Wednesday, January 7, 2015

Artists Murdered for Their Art

Today, in Paris, five cartoonists were murdered for their art. Their names were Wolinski, Cabu, Honoré, Tignous, and Charb--respectively, George David Wolinski (1934-2015), Jean Cabut (1938-2015), Philippe Honoré (1941-2015), Bernard Verlhac (1957-2015), and Stéphane Charbonnier (1967-2015). One cartoonist, Corinne Rey, escaped with her life. In all likelihood, there have never been so many cartoonists to die in one day, certainly never in a single incident. Those five murdered cartoonists probably outnumber all other murdered cartoonists in history. The men who murdered them subscribe to a belief system that readily and perversely claims martyrdom in murder. The true martyrs today were the cartoonists themselves. Ironically, they worked for a leftist and anti-religious newspaper called Charlie Hebdo, and in consequence might very well decline conventional martyrdom. Perhaps significantly, one of the cartoonists was Jewish.

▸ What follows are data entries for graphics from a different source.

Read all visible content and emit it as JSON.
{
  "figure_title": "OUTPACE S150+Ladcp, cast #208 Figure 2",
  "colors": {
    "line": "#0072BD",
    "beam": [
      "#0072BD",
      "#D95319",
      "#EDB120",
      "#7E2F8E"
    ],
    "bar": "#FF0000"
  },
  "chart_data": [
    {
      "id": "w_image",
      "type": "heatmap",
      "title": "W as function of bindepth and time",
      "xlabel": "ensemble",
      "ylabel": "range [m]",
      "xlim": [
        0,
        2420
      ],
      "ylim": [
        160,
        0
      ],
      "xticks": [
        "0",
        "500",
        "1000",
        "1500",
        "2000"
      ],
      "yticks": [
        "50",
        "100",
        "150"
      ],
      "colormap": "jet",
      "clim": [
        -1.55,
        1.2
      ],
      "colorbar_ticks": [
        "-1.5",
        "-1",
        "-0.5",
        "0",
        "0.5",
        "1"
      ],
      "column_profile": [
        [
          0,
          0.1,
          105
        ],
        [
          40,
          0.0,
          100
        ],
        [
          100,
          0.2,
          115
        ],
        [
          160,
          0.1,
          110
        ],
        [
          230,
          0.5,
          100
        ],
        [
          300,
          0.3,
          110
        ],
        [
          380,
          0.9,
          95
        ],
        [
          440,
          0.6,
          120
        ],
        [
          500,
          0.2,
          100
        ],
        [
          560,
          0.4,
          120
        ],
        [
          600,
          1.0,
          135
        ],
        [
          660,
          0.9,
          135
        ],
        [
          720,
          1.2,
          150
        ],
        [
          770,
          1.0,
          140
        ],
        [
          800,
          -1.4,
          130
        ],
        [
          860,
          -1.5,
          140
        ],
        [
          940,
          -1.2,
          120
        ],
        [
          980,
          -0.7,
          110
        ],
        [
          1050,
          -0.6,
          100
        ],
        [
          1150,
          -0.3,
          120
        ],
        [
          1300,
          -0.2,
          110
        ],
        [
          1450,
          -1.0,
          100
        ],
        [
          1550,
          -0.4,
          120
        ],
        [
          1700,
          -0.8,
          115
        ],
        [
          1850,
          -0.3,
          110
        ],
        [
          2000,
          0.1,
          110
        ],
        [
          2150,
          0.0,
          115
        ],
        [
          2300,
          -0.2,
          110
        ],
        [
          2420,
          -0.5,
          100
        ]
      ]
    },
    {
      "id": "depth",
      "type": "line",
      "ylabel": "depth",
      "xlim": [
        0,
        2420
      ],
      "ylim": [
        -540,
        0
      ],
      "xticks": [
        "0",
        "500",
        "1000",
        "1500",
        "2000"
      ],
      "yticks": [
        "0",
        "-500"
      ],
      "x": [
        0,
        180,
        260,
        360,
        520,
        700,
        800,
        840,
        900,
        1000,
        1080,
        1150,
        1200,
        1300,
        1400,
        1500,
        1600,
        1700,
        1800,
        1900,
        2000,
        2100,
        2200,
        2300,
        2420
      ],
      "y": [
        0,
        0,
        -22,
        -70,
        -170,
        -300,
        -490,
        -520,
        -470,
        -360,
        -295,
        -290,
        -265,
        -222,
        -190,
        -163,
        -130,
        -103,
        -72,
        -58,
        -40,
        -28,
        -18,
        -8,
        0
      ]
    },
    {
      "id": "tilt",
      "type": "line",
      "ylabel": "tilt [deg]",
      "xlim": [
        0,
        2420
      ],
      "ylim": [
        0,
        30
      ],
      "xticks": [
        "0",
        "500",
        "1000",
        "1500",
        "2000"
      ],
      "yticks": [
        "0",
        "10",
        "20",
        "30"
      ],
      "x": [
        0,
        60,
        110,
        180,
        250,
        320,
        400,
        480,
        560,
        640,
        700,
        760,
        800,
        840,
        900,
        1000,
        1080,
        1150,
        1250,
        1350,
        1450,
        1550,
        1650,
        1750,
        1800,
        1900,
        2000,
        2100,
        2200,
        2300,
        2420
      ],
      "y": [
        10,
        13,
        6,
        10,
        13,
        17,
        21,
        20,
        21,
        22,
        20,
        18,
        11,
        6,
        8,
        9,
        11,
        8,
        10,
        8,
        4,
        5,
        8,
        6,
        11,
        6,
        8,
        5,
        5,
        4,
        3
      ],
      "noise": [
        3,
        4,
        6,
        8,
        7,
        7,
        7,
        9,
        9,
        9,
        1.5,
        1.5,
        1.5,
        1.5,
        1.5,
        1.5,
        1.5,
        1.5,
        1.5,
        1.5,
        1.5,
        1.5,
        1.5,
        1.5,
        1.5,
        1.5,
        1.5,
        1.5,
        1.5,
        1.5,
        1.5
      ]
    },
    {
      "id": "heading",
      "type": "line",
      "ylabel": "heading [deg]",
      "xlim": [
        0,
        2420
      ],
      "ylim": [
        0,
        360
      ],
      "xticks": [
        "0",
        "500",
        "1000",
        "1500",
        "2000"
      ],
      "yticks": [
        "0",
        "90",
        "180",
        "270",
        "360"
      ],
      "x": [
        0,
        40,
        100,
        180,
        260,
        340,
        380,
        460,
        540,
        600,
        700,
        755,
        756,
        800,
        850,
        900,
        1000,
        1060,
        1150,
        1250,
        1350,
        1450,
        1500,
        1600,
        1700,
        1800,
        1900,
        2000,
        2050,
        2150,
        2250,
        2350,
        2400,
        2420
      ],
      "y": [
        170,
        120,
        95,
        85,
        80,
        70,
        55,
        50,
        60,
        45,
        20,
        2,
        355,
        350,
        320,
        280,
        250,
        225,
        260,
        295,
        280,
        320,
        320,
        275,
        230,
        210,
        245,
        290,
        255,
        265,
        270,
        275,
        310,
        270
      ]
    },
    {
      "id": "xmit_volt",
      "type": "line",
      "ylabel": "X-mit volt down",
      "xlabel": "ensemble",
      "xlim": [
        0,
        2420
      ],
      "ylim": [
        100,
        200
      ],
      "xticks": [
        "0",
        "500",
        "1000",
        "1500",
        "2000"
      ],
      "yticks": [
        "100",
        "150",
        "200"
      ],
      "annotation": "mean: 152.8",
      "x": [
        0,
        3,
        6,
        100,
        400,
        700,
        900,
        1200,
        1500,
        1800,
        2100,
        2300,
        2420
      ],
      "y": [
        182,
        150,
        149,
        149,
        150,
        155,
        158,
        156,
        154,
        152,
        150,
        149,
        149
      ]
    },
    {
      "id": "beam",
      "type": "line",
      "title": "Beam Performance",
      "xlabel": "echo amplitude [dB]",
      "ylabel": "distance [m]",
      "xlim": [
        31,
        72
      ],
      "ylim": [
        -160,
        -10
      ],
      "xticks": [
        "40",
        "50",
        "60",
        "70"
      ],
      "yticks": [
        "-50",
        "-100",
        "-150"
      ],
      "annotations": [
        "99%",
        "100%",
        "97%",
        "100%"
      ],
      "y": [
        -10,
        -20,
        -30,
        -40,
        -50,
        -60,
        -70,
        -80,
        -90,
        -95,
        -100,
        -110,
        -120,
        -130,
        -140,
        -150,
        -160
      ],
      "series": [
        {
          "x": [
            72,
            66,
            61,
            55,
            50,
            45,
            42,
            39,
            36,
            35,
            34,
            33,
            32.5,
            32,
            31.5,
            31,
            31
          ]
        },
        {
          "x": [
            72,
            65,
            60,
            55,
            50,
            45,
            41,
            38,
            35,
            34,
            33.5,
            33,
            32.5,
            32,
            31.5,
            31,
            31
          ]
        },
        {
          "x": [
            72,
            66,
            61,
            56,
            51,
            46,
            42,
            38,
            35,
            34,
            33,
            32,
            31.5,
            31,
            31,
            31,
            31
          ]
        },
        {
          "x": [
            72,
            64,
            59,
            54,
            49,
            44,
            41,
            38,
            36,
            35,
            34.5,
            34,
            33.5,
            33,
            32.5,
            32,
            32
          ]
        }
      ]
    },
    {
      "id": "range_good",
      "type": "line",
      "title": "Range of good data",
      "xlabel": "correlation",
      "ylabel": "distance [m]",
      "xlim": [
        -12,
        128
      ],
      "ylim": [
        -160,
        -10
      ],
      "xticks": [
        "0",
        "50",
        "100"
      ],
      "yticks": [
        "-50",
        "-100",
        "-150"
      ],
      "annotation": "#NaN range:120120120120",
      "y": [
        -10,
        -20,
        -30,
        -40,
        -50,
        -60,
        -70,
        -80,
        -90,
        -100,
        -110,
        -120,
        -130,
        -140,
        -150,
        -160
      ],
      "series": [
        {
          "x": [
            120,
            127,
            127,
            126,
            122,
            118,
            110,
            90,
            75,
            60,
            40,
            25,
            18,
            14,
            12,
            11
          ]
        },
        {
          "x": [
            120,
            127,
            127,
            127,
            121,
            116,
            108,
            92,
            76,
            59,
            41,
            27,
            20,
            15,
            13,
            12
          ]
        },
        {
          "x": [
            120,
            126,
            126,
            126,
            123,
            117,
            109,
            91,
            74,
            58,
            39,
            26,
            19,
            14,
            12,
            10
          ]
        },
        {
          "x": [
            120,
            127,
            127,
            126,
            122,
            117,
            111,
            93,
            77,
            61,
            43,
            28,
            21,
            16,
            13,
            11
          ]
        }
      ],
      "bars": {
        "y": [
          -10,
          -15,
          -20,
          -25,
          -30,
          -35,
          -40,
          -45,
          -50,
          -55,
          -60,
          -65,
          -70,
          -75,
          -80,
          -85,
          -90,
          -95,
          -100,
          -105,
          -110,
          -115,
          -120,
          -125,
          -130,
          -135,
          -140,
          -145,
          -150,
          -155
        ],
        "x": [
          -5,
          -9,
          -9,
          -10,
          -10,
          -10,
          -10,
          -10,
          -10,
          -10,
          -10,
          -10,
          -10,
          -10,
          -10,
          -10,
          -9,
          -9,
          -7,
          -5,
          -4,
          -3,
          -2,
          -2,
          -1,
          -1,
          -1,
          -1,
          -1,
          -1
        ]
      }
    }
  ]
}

Like artists everywhere, those five French cartoonists sought to bring new things into creation, to express themselves through their art, and to throw the light of truth upon a benighted earth. And like cartoonists everywhere, they wished to expose the evil, corruption, folly, and oppression that exist among men and their institutions. For that they were murdered by the kind of men who have existed in every time and place, men who seek to deny free expression and to deprive others of their rights, their freedoms, their property, and their lives, men who prefer darkness to light and lies to the truth. These men go by a different name today than they did during much of the twentieth century, yet we have seen their kind before and we have defeated them before. We can defeat them again by recognizing the threat, by taking action against those who threaten us and our way of life, but perhaps most importantly by not sympathizing or collaborating with them, and by not supporting them or excusing their actions in any way, as so many in Europe, Great Britain, and America seem so willing to do. An added irony is that today's murderers did by violence what some Western governments, certain journalists, and various individuals have wished to do by disapprobation, censorship, or force of law--they silenced the voices of dissent.

If we are to survive, we must have the clarity of vision, the uncompromising desire to tell the truth, and the quotidian courage of the artist--the cartoonist--who stands at the barricades against murder, lies, tyranny, and oppression. I have a modest proposal: Let January 7 forever after today be the International Day of the Cartoonist.